Washington, DC – The Senate Homeland Security and Governmental Affairs Committee today held a hearing to examine the threat of domestic radicalization in the US, continuing an investigation started last year by Senator Susan Collins (R-ME). Today’s hearing included testimony from Department of Homeland Security Secretary Michael Chertoff and other DHS representatives.
Senator Collins, Ranking Member of the Committee, expressed concern that there is “a false sense of security in this country that domestic radicalization and homegrown terrorists are not a threat here, that we’re different from Western Europe.

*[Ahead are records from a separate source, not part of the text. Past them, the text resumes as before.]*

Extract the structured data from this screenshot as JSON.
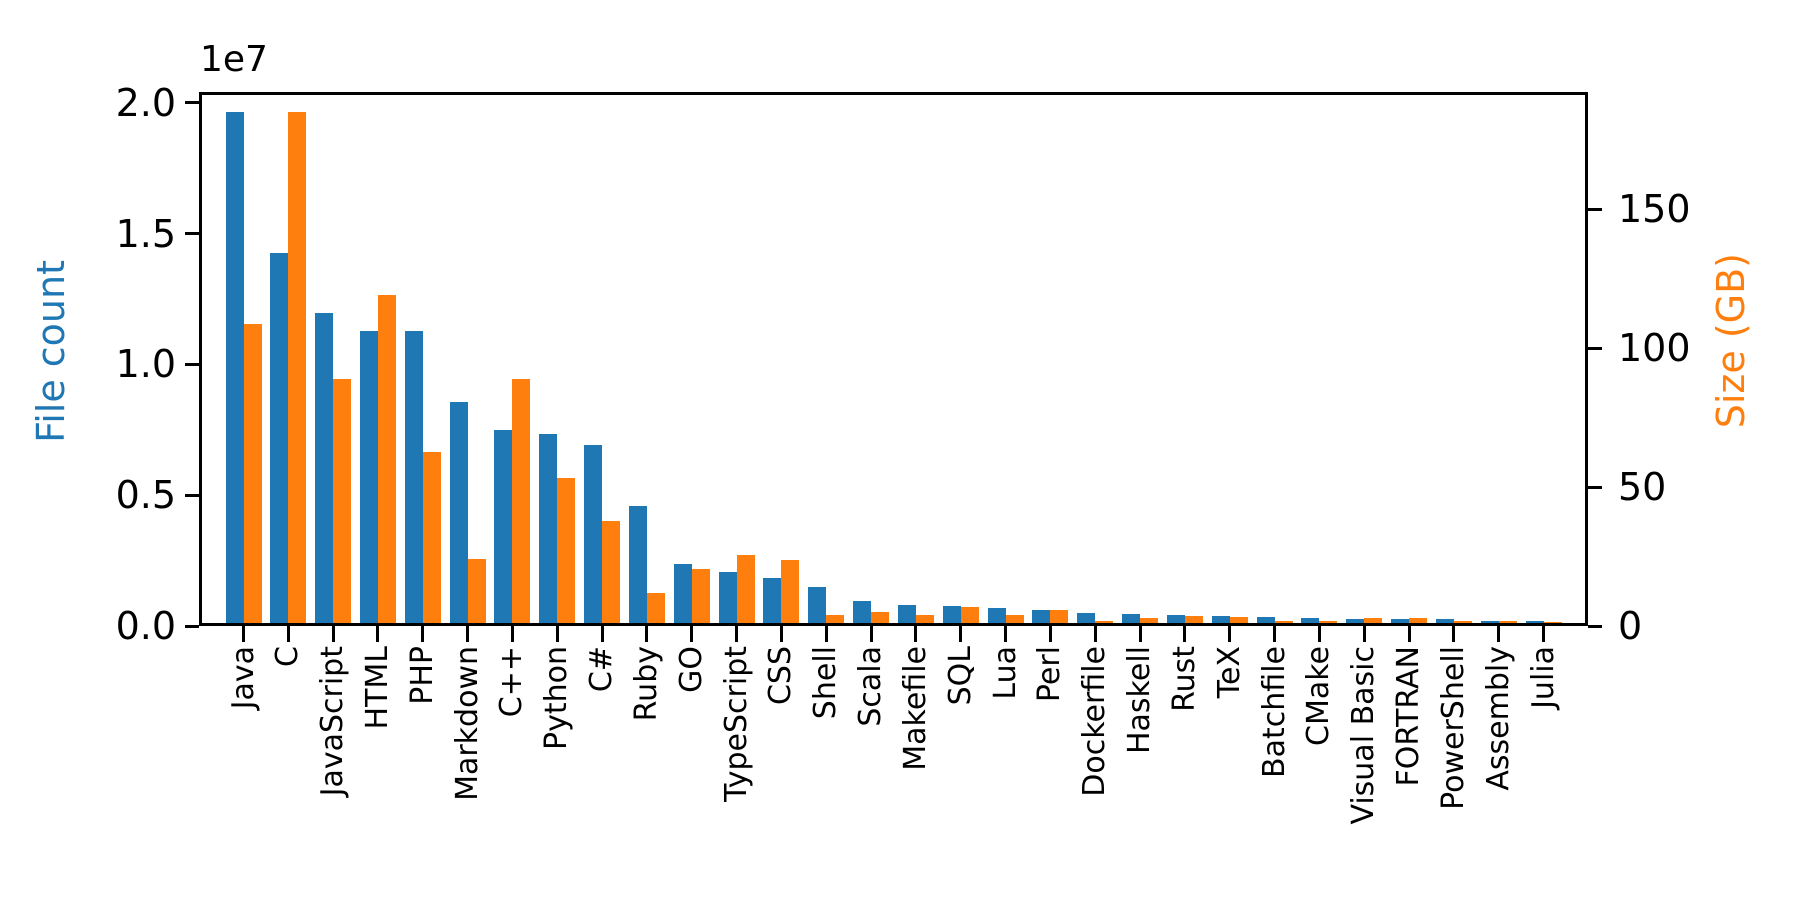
{
  "figure": {
    "background": "#ffffff",
    "spine_color": "#000000"
  },
  "chart_data": {
    "type": "bar",
    "title": "",
    "offset_text": "1e7",
    "ylabel_left": "File count",
    "ylabel_right": "Size (GB)",
    "ylabel_left_color": "#1f77b4",
    "ylabel_right_color": "#ff7f0e",
    "grid": false,
    "legend": "none",
    "categories": [
      "Java",
      "C",
      "JavaScript",
      "HTML",
      "PHP",
      "Markdown",
      "C++",
      "Python",
      "C#",
      "Ruby",
      "GO",
      "TypeScript",
      "CSS",
      "Shell",
      "Scala",
      "Makefile",
      "SQL",
      "Lua",
      "Perl",
      "Dockerfile",
      "Haskell",
      "Rust",
      "TeX",
      "Batchfile",
      "CMake",
      "Visual Basic",
      "FORTRAN",
      "PowerShell",
      "Assembly",
      "Julia"
    ],
    "series": [
      {
        "name": "File count",
        "axis": "left",
        "color": "#1f77b4",
        "values": [
          19548190,
          14143113,
          11839883,
          11178557,
          11177610,
          8464626,
          7380520,
          7226626,
          6811652,
          4473331,
          2265436,
          1940406,
          1734406,
          1385648,
          835755,
          679430,
          656671,
          578554,
          497949,
          366505,
          340623,
          322431,
          251015,
          236945,
          175282,
          155652,
          142038,
          136846,
          82905,
          58317
        ]
      },
      {
        "name": "Size (GB)",
        "axis": "right",
        "color": "#ff7f0e",
        "values": [
          107.7,
          183.83,
          87.82,
          118.12,
          61.41,
          23.09,
          87.73,
          52.03,
          36.83,
          10.95,
          19.28,
          24.59,
          22.67,
          3.01,
          3.87,
          2.92,
          5.67,
          2.81,
          4.7,
          0.71,
          1.85,
          2.68,
          2.15,
          0.7,
          0.54,
          1.91,
          1.62,
          0.69,
          0.78,
          0.29
        ]
      }
    ],
    "ylim_left": [
      0,
      20420000
    ],
    "ylim_right": [
      0,
      192.1
    ],
    "yticks_left": [
      {
        "value": 0,
        "label": "0.0"
      },
      {
        "value": 5000000,
        "label": "0.5"
      },
      {
        "value": 10000000,
        "label": "1.0"
      },
      {
        "value": 15000000,
        "label": "1.5"
      },
      {
        "value": 20000000,
        "label": "2.0"
      }
    ],
    "yticks_right": [
      {
        "value": 0,
        "label": "0"
      },
      {
        "value": 50,
        "label": "50"
      },
      {
        "value": 100,
        "label": "100"
      },
      {
        "value": 150,
        "label": "150"
      }
    ]
  }
}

But that fact should be a very small comfort to us, not only because it can and is happening here, but also because radicalized extremists from Great Britain and from France, who are citizens of those countries, can travel here easily.”

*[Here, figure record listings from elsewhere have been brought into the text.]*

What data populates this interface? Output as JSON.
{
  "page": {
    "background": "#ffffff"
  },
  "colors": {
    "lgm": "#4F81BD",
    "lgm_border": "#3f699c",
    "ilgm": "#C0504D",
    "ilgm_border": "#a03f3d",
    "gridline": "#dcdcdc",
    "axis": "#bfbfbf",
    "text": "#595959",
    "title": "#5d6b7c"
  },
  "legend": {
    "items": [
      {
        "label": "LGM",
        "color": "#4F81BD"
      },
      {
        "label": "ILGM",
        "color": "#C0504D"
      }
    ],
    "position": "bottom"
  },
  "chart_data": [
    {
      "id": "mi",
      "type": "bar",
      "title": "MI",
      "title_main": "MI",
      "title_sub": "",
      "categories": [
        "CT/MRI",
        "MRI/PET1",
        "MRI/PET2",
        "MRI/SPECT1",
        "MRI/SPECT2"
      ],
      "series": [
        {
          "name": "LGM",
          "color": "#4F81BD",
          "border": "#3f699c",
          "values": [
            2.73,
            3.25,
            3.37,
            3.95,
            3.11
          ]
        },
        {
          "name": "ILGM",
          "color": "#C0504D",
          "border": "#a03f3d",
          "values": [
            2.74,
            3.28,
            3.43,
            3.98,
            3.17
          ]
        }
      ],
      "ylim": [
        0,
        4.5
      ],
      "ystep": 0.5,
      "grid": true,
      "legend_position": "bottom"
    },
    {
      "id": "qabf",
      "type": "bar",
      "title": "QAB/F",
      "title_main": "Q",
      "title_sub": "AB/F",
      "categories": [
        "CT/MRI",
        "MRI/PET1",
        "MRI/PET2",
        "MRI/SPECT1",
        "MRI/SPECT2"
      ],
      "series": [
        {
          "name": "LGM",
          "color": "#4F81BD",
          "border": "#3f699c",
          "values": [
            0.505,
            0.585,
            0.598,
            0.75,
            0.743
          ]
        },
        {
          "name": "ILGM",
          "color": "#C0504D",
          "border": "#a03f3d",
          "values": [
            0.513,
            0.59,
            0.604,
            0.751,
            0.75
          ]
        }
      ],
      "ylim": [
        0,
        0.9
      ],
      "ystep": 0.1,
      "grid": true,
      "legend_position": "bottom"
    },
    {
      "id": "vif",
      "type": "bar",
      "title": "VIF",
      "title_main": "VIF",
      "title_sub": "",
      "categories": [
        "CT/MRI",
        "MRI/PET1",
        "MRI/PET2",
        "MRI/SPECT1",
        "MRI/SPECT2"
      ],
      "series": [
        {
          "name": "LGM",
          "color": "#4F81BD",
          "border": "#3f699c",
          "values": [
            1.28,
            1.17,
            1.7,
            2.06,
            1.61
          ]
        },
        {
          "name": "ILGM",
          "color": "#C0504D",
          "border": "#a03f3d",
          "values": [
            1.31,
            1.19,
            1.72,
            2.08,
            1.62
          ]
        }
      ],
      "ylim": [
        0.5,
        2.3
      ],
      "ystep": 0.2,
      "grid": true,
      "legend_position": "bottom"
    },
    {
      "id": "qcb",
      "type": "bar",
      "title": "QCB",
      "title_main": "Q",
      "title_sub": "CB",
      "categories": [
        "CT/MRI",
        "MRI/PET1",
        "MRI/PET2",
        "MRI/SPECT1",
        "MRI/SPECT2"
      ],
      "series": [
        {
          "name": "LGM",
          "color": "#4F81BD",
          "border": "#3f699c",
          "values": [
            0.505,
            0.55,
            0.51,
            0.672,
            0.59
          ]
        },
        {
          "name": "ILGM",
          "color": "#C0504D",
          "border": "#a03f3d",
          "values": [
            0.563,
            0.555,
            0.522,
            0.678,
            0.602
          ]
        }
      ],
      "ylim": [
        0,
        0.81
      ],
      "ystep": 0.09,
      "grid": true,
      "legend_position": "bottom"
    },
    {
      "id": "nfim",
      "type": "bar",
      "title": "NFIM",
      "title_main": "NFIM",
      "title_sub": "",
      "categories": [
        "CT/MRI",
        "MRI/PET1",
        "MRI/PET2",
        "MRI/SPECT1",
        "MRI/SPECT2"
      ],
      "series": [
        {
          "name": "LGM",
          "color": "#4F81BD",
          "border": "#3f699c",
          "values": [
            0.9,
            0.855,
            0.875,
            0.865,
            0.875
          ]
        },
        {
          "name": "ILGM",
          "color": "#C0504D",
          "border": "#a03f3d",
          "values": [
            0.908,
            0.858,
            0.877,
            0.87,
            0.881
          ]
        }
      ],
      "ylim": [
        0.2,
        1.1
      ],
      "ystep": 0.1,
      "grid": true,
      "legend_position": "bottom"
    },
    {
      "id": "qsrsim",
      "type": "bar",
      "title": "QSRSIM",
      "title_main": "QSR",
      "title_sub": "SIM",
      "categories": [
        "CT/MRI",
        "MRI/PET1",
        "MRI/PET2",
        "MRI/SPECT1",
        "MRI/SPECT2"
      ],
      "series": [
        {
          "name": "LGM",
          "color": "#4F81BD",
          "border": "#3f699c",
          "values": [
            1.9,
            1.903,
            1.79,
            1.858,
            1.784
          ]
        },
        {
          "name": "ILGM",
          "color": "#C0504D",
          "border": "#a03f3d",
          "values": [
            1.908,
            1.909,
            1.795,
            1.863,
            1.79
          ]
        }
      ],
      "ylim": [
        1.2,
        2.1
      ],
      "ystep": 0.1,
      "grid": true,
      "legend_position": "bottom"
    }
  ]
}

Senator Collins reiterated her belief, which she expressed last year in a letter to the White House, “that to prevent domestic radicalization, which has been identified as a precursor to terrorism, the federal government must prioritize outreach to American Muslims to foster positive relations and build strong community ties.” Senator Collins also discussed with Secretary Chertoff the importance of strengthening Visa Waiver Program requirements so that violent extremists in participating countries cannot travel to the United States. Provisions strengthening the Visa Waiver Program were included in the Lieberman-Collins Improving America’s Security Act of 2007, passed yesterday by the Senate.
She added, “The Department must combine vital and vigorous counter-measures against terrorism with the kind of engagement with the Muslim community that reassures them that they are valued fellow citizens and that helps deprive terrorists of their tools of fear and hatred.”